Re: [PATCH v4 01/12] arm64/mm: Update non-range tlb invalidation routines for FEAT_LPA2

From: Marc Zyngier <maz@kernel.org>
To: Ryan Roberts <ryan.roberts@arm.com>
Cc: Catalin Marinas <catalin.marinas@arm.com>,
	Will Deacon <will@kernel.org>,
	Oliver Upton <oliver.upton@linux.dev>,
	Suzuki K Poulose <suzuki.poulose@arm.com>,
	James Morse <james.morse@arm.com>,
	Zenghui Yu <yuzenghui@huawei.com>,
	Ard Biesheuvel <ardb@kernel.org>,
	Anshuman Khandual <anshuman.khandual@arm.com>,
	linux-arm-kernel@lists.infradead.org, kvmarm@lists.linux.dev
Subject: Re: [PATCH v4 01/12] arm64/mm: Update non-range tlb invalidation routines for FEAT_LPA2
Date: Fri, 20 Oct 2023 14:41:29 +0100	[thread overview]
Message-ID: <86pm19o1h2.wl-maz@kernel.org> (raw)
In-Reply-To: <59a62837-1adf-43a5-8716-8068ddbdb7cf@arm.com>

On Fri, 20 Oct 2023 14:21:39 +0100,
Ryan Roberts <ryan.roberts@arm.com> wrote:
> 
> On 20/10/2023 14:02, Marc Zyngier wrote:
> > On Fri, 20 Oct 2023 13:39:47 +0100,
> > Ryan Roberts <ryan.roberts@arm.com> wrote:
> >>
> >> On 20/10/2023 09:05, Marc Zyngier wrote:
> >>> Maybe. There is something to be said about making the range rework
> >>> (decreasing scale) an independent patch, as it is a significant change
> >>> on its own. But maybe the rest of the plumbing can be grouped
> >>> together.
> >>
> >> But that's effectively the split I have now, isn't it? The first patch
> >> introduces TLBI_TTL_UNKNOWN to enable use of 0 as a ttl hint. Then the second
> >> patch reworks the range stuff. I don't quite follow what you are suggesting.
> > 
> > Not quite.
> > 
> > What I'm proposing is that you pull the scale changes in their own
> > patch, and preferably without any change to the external API (i.e. no
> > change to the signature of the helper). They any extra change, such as
> > the TTL rework can go separately.
> > 
> > So while this is similar to your existing split, I'd like to see it
> > without any churn around the calling convention. Which means turning
> > the ordering around, and making use of a static key in the various
> > helpers that need to know about LPA2.
> 
> I don't think we can embed the static key usage directly inside
> __flush_tlb_range_op() (if that's what you were suggesting), because this macro
> is used by both the kernel (for its stage 1) and the hypervisor (for stage 2).
> And the kernel doesn't support LPA2 (until Ard's work is merged). So I think
> this needs to be an argument to the macro.

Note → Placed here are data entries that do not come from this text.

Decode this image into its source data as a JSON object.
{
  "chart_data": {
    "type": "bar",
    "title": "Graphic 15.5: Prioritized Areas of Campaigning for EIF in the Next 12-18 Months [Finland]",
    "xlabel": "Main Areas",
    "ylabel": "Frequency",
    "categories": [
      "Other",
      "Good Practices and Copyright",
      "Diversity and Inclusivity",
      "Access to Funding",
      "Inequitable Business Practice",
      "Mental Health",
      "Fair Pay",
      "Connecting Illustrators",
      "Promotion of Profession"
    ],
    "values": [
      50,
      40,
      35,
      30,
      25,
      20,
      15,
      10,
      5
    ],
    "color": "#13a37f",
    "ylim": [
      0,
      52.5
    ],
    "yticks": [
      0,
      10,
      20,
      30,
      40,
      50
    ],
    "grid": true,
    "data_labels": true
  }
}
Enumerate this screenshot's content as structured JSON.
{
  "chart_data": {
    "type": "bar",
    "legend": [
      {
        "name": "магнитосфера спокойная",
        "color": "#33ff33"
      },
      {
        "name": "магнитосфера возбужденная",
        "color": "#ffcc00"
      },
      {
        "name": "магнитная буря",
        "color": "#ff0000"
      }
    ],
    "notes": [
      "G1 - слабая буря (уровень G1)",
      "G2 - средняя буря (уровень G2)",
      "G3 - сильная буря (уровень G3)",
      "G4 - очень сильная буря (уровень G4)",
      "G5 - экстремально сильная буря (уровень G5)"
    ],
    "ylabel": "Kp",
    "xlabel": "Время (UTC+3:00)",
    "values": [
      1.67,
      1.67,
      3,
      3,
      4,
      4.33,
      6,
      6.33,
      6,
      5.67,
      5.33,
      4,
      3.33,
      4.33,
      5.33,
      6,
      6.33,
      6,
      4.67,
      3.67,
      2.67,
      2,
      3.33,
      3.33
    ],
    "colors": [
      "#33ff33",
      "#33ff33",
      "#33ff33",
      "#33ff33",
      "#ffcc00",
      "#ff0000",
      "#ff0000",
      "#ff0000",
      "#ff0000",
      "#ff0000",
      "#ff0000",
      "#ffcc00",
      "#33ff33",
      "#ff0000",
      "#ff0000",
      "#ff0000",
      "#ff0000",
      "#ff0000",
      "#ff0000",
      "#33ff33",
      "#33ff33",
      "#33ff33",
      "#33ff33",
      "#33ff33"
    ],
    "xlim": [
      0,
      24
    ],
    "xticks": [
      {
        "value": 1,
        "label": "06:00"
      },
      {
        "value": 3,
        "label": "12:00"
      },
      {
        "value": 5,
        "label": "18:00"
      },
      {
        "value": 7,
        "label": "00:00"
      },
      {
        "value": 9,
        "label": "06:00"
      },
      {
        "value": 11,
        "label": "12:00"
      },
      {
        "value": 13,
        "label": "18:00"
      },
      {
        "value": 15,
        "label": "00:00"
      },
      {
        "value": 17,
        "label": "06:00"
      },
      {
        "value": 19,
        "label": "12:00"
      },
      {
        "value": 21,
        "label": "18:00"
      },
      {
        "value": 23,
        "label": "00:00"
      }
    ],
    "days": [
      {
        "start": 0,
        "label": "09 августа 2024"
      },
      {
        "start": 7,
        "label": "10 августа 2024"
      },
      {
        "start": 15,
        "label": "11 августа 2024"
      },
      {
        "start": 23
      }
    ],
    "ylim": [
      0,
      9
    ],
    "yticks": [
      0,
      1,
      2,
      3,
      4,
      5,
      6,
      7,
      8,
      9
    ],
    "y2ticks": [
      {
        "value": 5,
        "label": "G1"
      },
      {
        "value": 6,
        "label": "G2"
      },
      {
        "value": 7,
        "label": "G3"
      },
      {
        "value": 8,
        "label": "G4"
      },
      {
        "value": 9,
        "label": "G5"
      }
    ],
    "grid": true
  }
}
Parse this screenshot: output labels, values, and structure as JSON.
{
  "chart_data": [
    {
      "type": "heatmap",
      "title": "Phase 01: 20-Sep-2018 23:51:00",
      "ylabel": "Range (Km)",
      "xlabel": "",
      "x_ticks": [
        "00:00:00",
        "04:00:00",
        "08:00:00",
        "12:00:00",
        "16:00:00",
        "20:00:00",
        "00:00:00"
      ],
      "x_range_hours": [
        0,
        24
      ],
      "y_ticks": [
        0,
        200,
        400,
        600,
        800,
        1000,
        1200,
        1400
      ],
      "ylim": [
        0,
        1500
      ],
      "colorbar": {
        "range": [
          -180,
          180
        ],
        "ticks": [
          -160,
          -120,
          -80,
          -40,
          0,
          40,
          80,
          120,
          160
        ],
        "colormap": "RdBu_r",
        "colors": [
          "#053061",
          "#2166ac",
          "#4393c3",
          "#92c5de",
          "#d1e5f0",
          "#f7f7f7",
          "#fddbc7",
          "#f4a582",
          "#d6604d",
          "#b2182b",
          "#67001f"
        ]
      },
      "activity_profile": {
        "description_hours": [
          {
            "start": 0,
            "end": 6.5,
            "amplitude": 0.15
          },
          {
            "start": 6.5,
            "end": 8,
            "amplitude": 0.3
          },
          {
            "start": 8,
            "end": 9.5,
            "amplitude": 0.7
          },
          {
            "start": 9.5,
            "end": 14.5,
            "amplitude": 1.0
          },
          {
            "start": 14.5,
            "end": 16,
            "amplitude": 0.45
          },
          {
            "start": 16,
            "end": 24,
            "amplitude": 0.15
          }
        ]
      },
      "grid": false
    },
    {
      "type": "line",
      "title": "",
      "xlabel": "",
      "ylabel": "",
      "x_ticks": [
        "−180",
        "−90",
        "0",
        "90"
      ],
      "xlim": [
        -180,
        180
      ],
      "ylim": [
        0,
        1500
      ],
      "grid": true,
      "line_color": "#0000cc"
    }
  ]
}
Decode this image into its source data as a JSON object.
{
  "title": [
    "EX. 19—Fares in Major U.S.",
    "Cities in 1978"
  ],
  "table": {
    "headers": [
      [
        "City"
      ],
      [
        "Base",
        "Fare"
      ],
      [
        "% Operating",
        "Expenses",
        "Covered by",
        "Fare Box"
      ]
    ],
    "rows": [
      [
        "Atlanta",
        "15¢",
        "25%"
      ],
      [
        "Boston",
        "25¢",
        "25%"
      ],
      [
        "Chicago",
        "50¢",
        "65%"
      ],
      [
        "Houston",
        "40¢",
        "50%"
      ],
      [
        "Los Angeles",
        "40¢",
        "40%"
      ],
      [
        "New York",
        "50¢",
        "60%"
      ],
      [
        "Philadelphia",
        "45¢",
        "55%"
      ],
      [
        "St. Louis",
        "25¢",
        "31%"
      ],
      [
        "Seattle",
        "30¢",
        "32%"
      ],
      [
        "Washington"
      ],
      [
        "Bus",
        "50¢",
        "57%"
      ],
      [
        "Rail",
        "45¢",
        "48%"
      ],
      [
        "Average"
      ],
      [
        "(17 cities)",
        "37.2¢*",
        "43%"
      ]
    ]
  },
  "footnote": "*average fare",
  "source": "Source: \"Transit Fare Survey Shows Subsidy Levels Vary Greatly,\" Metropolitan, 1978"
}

I can see two outcomes here:

- either you create separate helpers that abstract the LPA2-ness for
  KVM and stick to non-LPA2 for the kernel (until Ard's series makes
  it in)

- or you leave the whole thing disabled until we have full LPA2
  support.

Eventually, you replace the whole extra parameter with a static key,
and nobody sees any churn.

> Or are you asking that I make the scale change universally, even if LPA2 is not
> in use? I could do that as its own change change (which I could benchmark), then
> add the rest in a separate change. But my thinking was that we would not want to
> change the algorithm for !LAP2 since it is not as effcient (due to the LPA2 64K
> alignment requirement).

I'm all for simplicity. If having an extra 15 potential TLBIs is
acceptable from a performance perspective, I won't complain. But I can
imagine that NV would be suffering from that (TLBIs on S2 have to
trap).

	M.

-- 
Without deviation from the norm, progress is not possible.